Trevor: (turns to Maddie)
Maddie: It doesn't get any deeper than that. Good news is, nut girl would probably vote for you unlike me.
Trevor: Oh yeah? Well I don't need the vote of some tree hugger.
Maddie: If you have it your way there won't be any trees left to hug.
Trevor: Next you're going to blame the oil companies for global warming.
Maddie: Yes, because they're to blame!
Trevor: Oh, cry me a river!
Maddie: If I did you'd pollute it!
Trevor: You bleeding heart liver girl!
Maddie: Establishment puppet!
Trevor: Do you want to kiss me as much as I want to kiss you?
Maddie: I'm surprised that someone as smart as you would have to ask! (kisses Trevor)
London: (turns to a guy) Wow, didn't see that coming.
Maddie: (lets go) I hate you!
Trevor: I hate you more! (kisses Maddie again)
London: I wonder what they would do if they liked each other.

TV Show: The Suite Life of Zack and Cody
London[to a purse snatcher]: You can't have this purse! It doesn't match your outfit!

TV Show: The Suite Life of Zack and Cody
[Bob comes into the lobby and sees Cody chasing Zack.]
Bob: Where are they going?
Moseby: With any luck, the Bermuda Triangle

TV Show: The Suite Life of Zack and Cody
London: You never gave up on me when I was learning the alphabet!
Moseby: But that took 14 years!
London: And now I know my ABDs.

TV Show: The Suite Life of Zack and Cody
Esteban: [sings] Rock-a-bye, chicken, in the tree top. Watch out for the farmer. Your head he will chop.
Zack: Don't you know any lullabies that don't involve decapitating poultry?

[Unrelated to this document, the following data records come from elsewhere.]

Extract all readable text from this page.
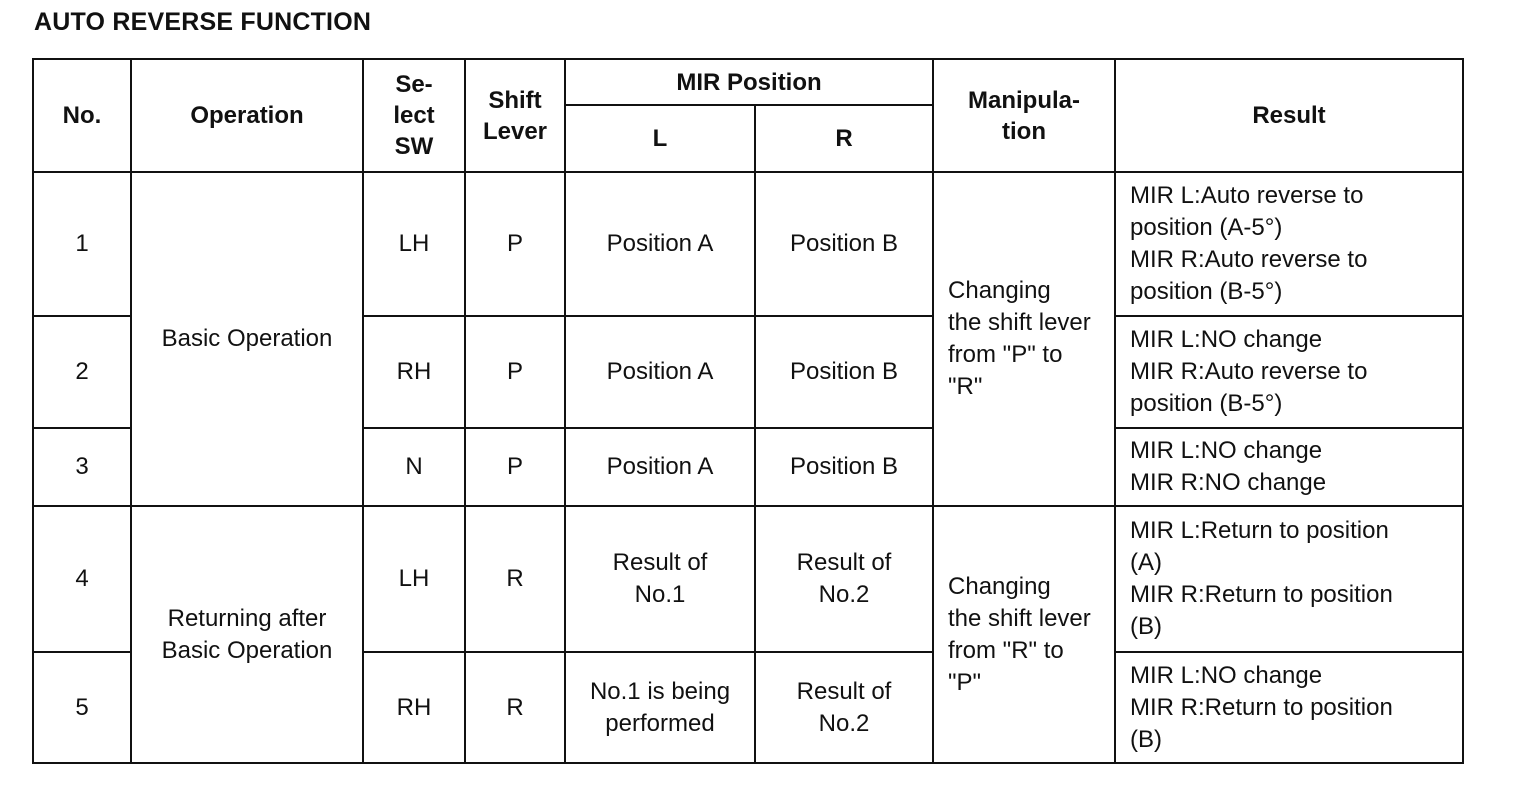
AUTO REVERSE FUNCTION
No.	Operation	Se-
lect
SW	Shift
Lever	MIR Position		Manipula-
tion	Result
				L	R		
1	Basic Operation	LH	P	Position A	Position B	Changing
the shift lever
from "P" to
"R"	MIR L:Auto reverse to
position (A-5°)
MIR R:Auto reverse to
position (B-5°)
2		RH	P	Position A	Position B		MIR L:NO change
MIR R:Auto reverse to
position (B-5°)
3		N	P	Position A	Position B		MIR L:NO change
MIR R:NO change
4	Returning after
Basic Operation	LH	R	Result of
No.1	Result of
No.2	Changing
the shift lever
from "R" to
"P"	MIR L:Return to position
(A)
MIR R:Return to position
(B)
5		RH	R	No.1 is being
performed	Result of
No.2		MIR L:NO change
MIR R:Return to position
(B)
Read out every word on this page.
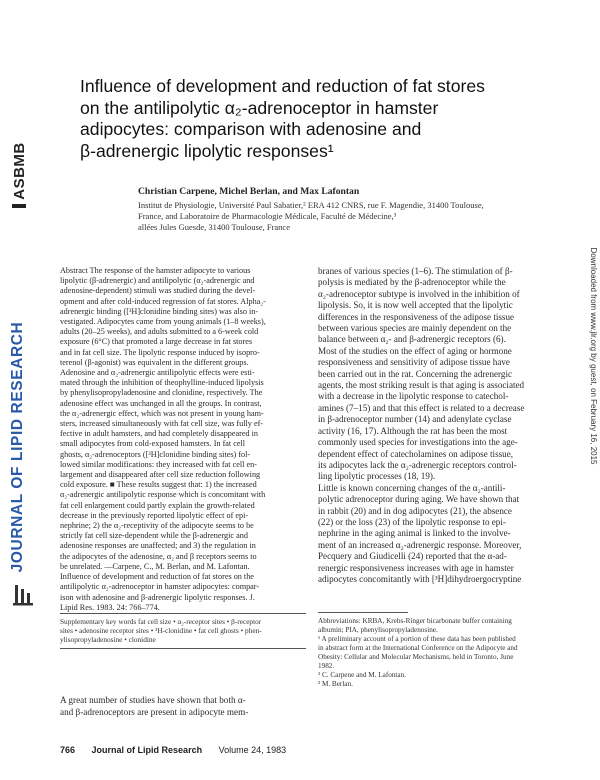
ASBMB
JOURNAL OF LIPID RESEARCH	Downloaded from www.jlr.org by guest, on February 16, 2015
Influence of development and reduction of fat stores
on the antilipolytic α₂-adrenoceptor in hamster
adipocytes: comparison with adenosine and
β-adrenergic lipolytic responses¹
Christian Carpene, Michel Berlan, and Max Lafontan
Institut de Physiologie, Université Paul Sabatier,² ERA 412 CNRS, rue F. Magendie, 31400 Toulouse,
France, and Laboratoire de Pharmacologie Médicale, Faculté de Médecine,³
allées Jules Guesde, 31400 Toulouse, France
Abstract The response of the hamster adipocyte to various
lipolytic (β-adrenergic) and antilipolytic (α₂-adrenergic and
adenosine-dependent) stimuli was studied during the devel-
opment and after cold-induced regression of fat stores. Alpha₂-
adrenergic binding ([³H]clonidine binding sites) was also in-
vestigated. Adipocytes came from young animals (1–8 weeks),
adults (20–25 weeks), and adults submitted to a 6-week cold
exposure (6°C) that promoted a large decrease in fat stores
and in fat cell size. The lipolytic response induced by isopro-
terenol (β-agonist) was equivalent in the different groups.
Adenosine and α₂-adrenergic antilipolytic effects were esti-
mated through the inhibition of theophylline-induced lipolysis
by phenylisopropyladenosine and clonidine, respectively. The
adenosine effect was unchanged in all the groups. In contrast,
the α₂-adrenergic effect, which was not present in young ham-
sters, increased simultaneously with fat cell size, was fully ef-
fective in adult hamsters, and had completely disappeared in
small adipocytes from cold-exposed hamsters. In fat cell
ghosts, α₂-adrenoceptors ([³H]clonidine binding sites) fol-
lowed similar modifications: they increased with fat cell en-
largement and disappeared after cell size reduction following
cold exposure. ■ These results suggest that: 1) the increased
α₂-adrenergic antilipolytic response which is concomitant with
fat cell enlargement could partly explain the growth-related
decrease in the previously reported lipolytic effect of epi-
nephrine; 2) the α₂-receptivity of the adipocyte seems to be
strictly fat cell size-dependent while the β-adrenergic and
adenosine responses are unaffected; and 3) the regulation in
the adipocytes of the adenosine, α₂ and β receptors seems to
be unrelated. —Carpene, C., M. Berlan, and M. Lafontan.
Influence of development and reduction of fat stores on the
antilipolytic α₂-adrenoceptor in hamster adipocytes: compar-
ison with adenosine and β-adrenergic lipolytic responses. J.
Lipid Res. 1983. 24: 766–774.
Supplementary key words fat cell size • α₂-receptor sites • β-receptor
sites • adenosine receptor sites • ³H-clonidine • fat cell ghosts • phen-
ylisopropyladenosine • clonidine
A great number of studies have shown that both α-
and β-adrenoceptors are present in adipocyte mem-
branes of various species (1–6). The stimulation of β-
polysis is mediated by the β-adrenoceptor while the
α₂-adrenoceptor subtype is involved in the inhibition of
lipolysis. So, it is now well accepted that the lipolytic
differences in the responsiveness of the adipose tissue
between various species are mainly dependent on the
balance between α₂- and β-adrenergic receptors (6).
Most of the studies on the effect of aging or hormone
responsiveness and sensitivity of adipose tissue have
been carried out in the rat. Concerning the adrenergic
agents, the most striking result is that aging is associated
with a decrease in the lipolytic response to catechol-
amines (7–15) and that this effect is related to a decrease
in β-adrenoceptor number (14) and adenylate cyclase
activity (16, 17). Although the rat has been the most
commonly used species for investigations into the age-
dependent effect of catecholamines on adipose tissue,
its adipocytes lack the α₂-adrenergic receptors control-
ling lipolytic processes (18, 19).
Little is known concerning changes of the α₂-antili-
polytic adrenoceptor during aging. We have shown that
in rabbit (20) and in dog adipocytes (21), the absence
(22) or the loss (23) of the lipolytic response to epi-
nephrine in the aging animal is linked to the involve-
ment of an increased α₂-adrenergic response. Moreover,
Pecquery and Giudicelli (24) reported that the α-ad-
renergic responsiveness increases with age in hamster
adipocytes concomitantly with [³H]dihydroergocryptine
Abbreviations: KRBA, Krebs-Ringer bicarbonate buffer containing
albumin; PIA, phenylisopropyladenosine.
¹ A preliminary account of a portion of these data has been published
in abstract form at the International Conference on the Adipocyte and
Obesity: Cellular and Molecular Mechanisms, held in Toronto, June
1982.
² C. Carpene and M. Lafontan.
³ M. Berlan.
766 Journal of Lipid Research Volume 24, 1983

TV Show: The Suite Life of Zack and Cody
Johnny: Do you like colouring?
Cody: I sure do, little one! In the first grade, I won a free ice cream sundae for my work on the "Enchanted Pony Island Coloring Book"!
Johnny: You're weird.
Zack: He's got you pegged.
[Johnny kicks Cody's shin]
Cody: Ow! Little boy, don't you know it's not nice to kick people in the shin?
[Johnny steps on Cody's foot]
Cody: Ow! Look, Kid, I know Santa, and someone just made the Naughty List!
Johnny: I'm Jewish!

TV Show: The Suite Life of Zack and Cody
Zack: Hey, look Maddie. I'm recycling. Do you know why? 'Cause I love this planet as much as I love you.

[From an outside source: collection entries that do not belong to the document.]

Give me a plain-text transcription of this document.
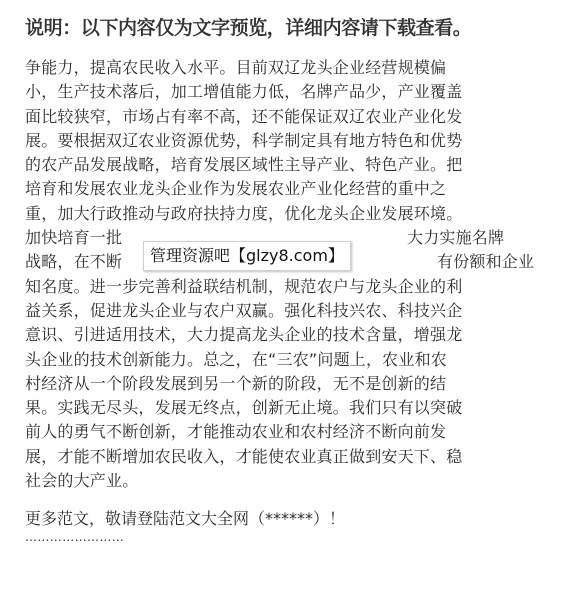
说明：以下内容仅为文字预览，详细内容请下载查看。
争能力，提高农民收入水平。目前双辽龙头企业经营规模偏
小，生产技术落后，加工增值能力低，名牌产品少，产业覆盖
面比较狭窄，市场占有率不高，还不能保证双辽农业产业化发
展。要根据双辽农业资源优势，科学制定具有地方特色和优势
的农产品发展战略，培育发展区域性主导产业、特色产业。把
培育和发展农业龙头企业作为发展农业产业化经营的重中之
重，加大行政推动与政府扶持力度，优化龙头企业发展环境。
加快培育一批	大力实施名牌
战略，在不断	有份额和企业
知名度。进一步完善利益联结机制，规范农户与龙头企业的利
益关系，促进龙头企业与农户双赢。强化科技兴农、科技兴企
意识、引进适用技术，大力提高龙头企业的技术含量，增强龙
头企业的技术创新能力。总之，在“三农”问题上，农业和农
村经济从一个阶段发展到另一个新的阶段，无不是创新的结
果。实践无尽头，发展无终点，创新无止境。我们只有以突破
前人的勇气不断创新，才能推动农业和农村经济不断向前发
展，才能不断增加农民收入，才能使农业真正做到安天下、稳
社会的大产业。
更多范文，敬请登陆范文大全网（******）！
……………………
管理资源吧【glzy8.com】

TV Show: The Suite Life of Zack and Cody
Maddie: Good for you.
Zack: (to Cody) She wants me.

TV Show: The Suite Life of Zack and Cody
Cody: Zack, stuff the chicken with vegetables!
Zack: What if she doesn't like them?
Cody: She's dead.
Zack: Well, then, that'll make it easier!

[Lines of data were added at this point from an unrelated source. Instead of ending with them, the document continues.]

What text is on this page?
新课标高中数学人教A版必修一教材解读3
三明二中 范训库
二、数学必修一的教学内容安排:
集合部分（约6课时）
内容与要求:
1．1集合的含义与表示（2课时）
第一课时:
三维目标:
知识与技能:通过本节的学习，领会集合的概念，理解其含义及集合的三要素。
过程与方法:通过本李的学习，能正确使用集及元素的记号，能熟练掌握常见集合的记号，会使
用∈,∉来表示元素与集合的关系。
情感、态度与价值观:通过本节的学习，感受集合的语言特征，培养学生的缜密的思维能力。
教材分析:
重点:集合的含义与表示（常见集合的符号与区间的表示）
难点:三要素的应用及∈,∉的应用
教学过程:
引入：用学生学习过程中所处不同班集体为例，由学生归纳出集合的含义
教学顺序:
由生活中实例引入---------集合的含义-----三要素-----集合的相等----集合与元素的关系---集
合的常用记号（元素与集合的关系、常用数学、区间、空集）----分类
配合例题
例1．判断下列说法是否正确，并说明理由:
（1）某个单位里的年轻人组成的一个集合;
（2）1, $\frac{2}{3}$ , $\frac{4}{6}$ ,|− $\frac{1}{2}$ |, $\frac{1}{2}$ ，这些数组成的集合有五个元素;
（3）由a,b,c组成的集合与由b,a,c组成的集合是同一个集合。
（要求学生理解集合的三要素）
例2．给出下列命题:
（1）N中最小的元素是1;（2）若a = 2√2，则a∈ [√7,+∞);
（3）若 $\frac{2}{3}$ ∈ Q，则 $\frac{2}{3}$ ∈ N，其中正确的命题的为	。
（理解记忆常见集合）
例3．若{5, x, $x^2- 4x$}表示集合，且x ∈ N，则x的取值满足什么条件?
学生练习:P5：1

TV Show: The Suite Life of Zack and Cody
Cody: London, get out there and toss a salad.
London: At who?

TV Show: The Suite Life of Zack and Cody
Moseby: [talking to Mr. Tipton on cell phone] No, sir, that's Mrs. Delacourt.
Mrs. Delacourt: [talks into phone] Of the Boston Delacourts. We own the larger island next to yours. By the way, your yacht looks a tad ratty!

TV Show: The Suite Life of Zack and Cody
Maddie: [about the replacement brooch] London, that is not the point. This one doesn't have sentimental value.
London: That's right. It has dollar-mental value.

TV Show: The Suite Life of Zack and Cody
Sister Dominick: You and your friend Maddie have just bought yourselves two hours of detention.
Maddie: But I've never gotten detention in my entire life.
London: Neither have I.
Maddie: That's because you never go to school!
London: And now you know why.

TV Show: The Suite Life of Zack and Cody
Bob: Irma told Kim who told Phil who told Ashley who told Brenda who told Dylan who told Cole who told me [breathes in for air] Irma's not dating you anymore.